By Steve Sailer
04/16/2018
From The New York Times editorial board:
It’s a white house surrounded by white picket fences. And it has a red roof to show it’s been redlined.
By The Editorial Board
April 14, 2018
… But African-Americans were essentially shut out of early federal programs that promoted homeownership and financial well-being — including the all-important New Deal mortgage insurance system that generated the mid-20th-century homeownership boom. This missed opportunity to amass wealth that white Americans took for granted is evident to this day in a yawning black-white wealth gap and in worse health, living conditions and educational opportunities for African-Americans.
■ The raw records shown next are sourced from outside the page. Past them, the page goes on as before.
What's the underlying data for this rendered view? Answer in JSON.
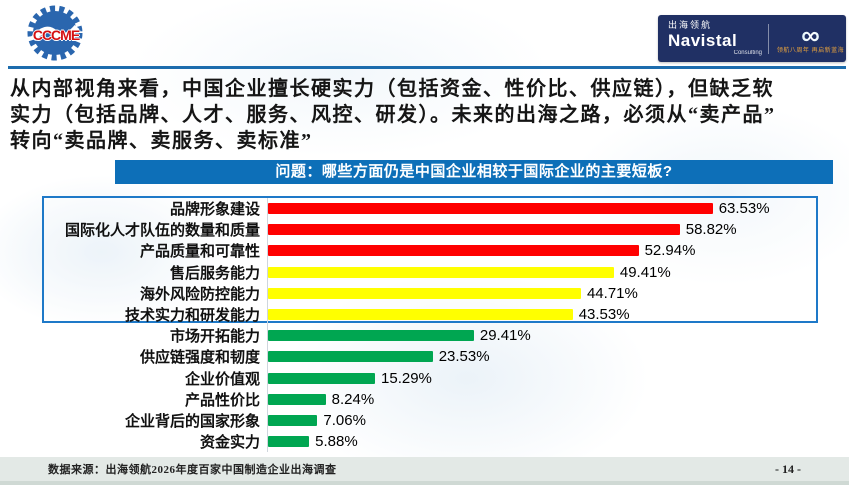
{
  "header": {
    "cccme_logo_text": "CCCME",
    "navistal": {
      "chinese": "出海领航",
      "brand": "Navistal",
      "sub": "Consulting",
      "infinity_icon": "∞",
      "tagline": "领航八周年 再启新蓝海"
    }
  },
  "intro": {
    "line1": "从内部视角来看，中国企业擅长硬实力（包括资金、性价比、供应链），但缺乏软",
    "line2": "实力（包括品牌、人才、服务、风控、研发）。未来的出海之路，必须从“卖产品”",
    "line3": "转向“卖品牌、卖服务、卖标准”"
  },
  "question_banner": "问题：哪些方面仍是中国企业相较于国际企业的主要短板?",
  "chart_data": {
    "type": "bar",
    "orientation": "horizontal",
    "title": "问题：哪些方面仍是中国企业相较于国际企业的主要短板?",
    "categories": [
      "品牌形象建设",
      "国际化人才队伍的数量和质量",
      "产品质量和可靠性",
      "售后服务能力",
      "海外风险防控能力",
      "技术实力和研发能力",
      "市场开拓能力",
      "供应链强度和韧度",
      "企业价值观",
      "产品性价比",
      "企业背后的国家形象",
      "资金实力"
    ],
    "values": [
      63.53,
      58.82,
      52.94,
      49.41,
      44.71,
      43.53,
      29.41,
      23.53,
      15.29,
      8.24,
      7.06,
      5.88
    ],
    "value_labels": [
      "63.53%",
      "58.82%",
      "52.94%",
      "49.41%",
      "44.71%",
      "43.53%",
      "29.41%",
      "23.53%",
      "15.29%",
      "8.24%",
      "7.06%",
      "5.88%"
    ],
    "colors": [
      "#ff0000",
      "#ff0000",
      "#ff0000",
      "#ffff00",
      "#ffff00",
      "#ffff00",
      "#00a651",
      "#00a651",
      "#00a651",
      "#00a651",
      "#00a651",
      "#00a651"
    ],
    "xlim": [
      0,
      70
    ],
    "grid": false,
    "legend": false,
    "highlighted_rows": 6
  },
  "footer": {
    "source": "数据来源：出海领航2026年度百家中国制造企业出海调查",
    "page": "- 14 -"
  },
  "colors": {
    "red": "#ff0000",
    "yellow": "#ffff00",
    "green": "#00a651",
    "banner_blue": "#0d6fb8",
    "header_line_blue": "#1c6cad",
    "highlight_border_blue": "#1e79c8",
    "logo_navy": "#203064",
    "tagline_orange": "#e8a33d",
    "cccme_red": "#d40f12",
    "cccme_blue": "#2a66ae"
  }
}
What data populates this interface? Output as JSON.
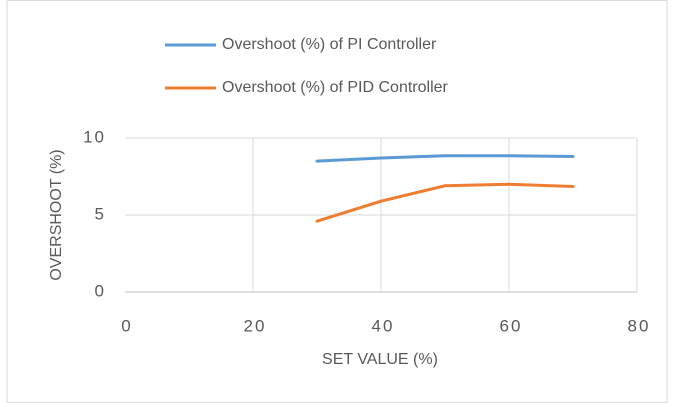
{
  "chart_data": {
    "type": "line",
    "x_label": "SET VALUE (%)",
    "y_label": "OVERSHOOT (%)",
    "x": [
      30,
      40,
      50,
      60,
      70
    ],
    "series": [
      {
        "name": "Overshoot (%) of PI Controller",
        "color": "#5b9bd5",
        "values": [
          8.5,
          8.7,
          8.85,
          8.85,
          8.8
        ]
      },
      {
        "name": "Overshoot (%) of PID Controller",
        "color": "#ed7d31",
        "values": [
          4.6,
          5.9,
          6.9,
          7.0,
          6.85
        ]
      }
    ],
    "xlim": [
      0,
      80
    ],
    "xticks": [
      0,
      20,
      40,
      60,
      80
    ],
    "ylim": [
      0,
      10
    ],
    "yticks": [
      0,
      5,
      10
    ],
    "grid": true,
    "legend": "top"
  }
}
The Fair Housing Act, which turned 50 years old last week, ended the most egregious forms of discrimination and brought a modest rise in black homeownership.
And then everybody realized that FDR’s redlining had been irrational so black neighborhoods boomed in value as the whole world woke up from their racist miasma and realized how attractive black neighborhoods were.
Oh, wait, that would be gentrification …
But those gains — and the hard-won wealth they represented — were wiped out a decade ago in the Great Recession, which reduced the African-American homeownership rate to levels not seen since housing discrimination was legal in the 1960s.
These losses reflect the persistence of financial racism …
The Urban Institute’s analysis of the black-white homeownership gap in 100 cities across the country shows that none have actually closed the ownership gap. The gap was widest in Northeastern and Midwestern cities — with the widest gaps, listed in order of severity, found in Minneapolis; Albany; Buffalo; New York; Salisbury, Md.; and Bridgeport, Conn. The cities with the smallest gaps were Killeen, Tex.; Fayetteville, N.C.; Charleston, S.C.; Austin; and Augusta, Ga.
It’s almost as if blacks tend to do better in Red states than in Blue states.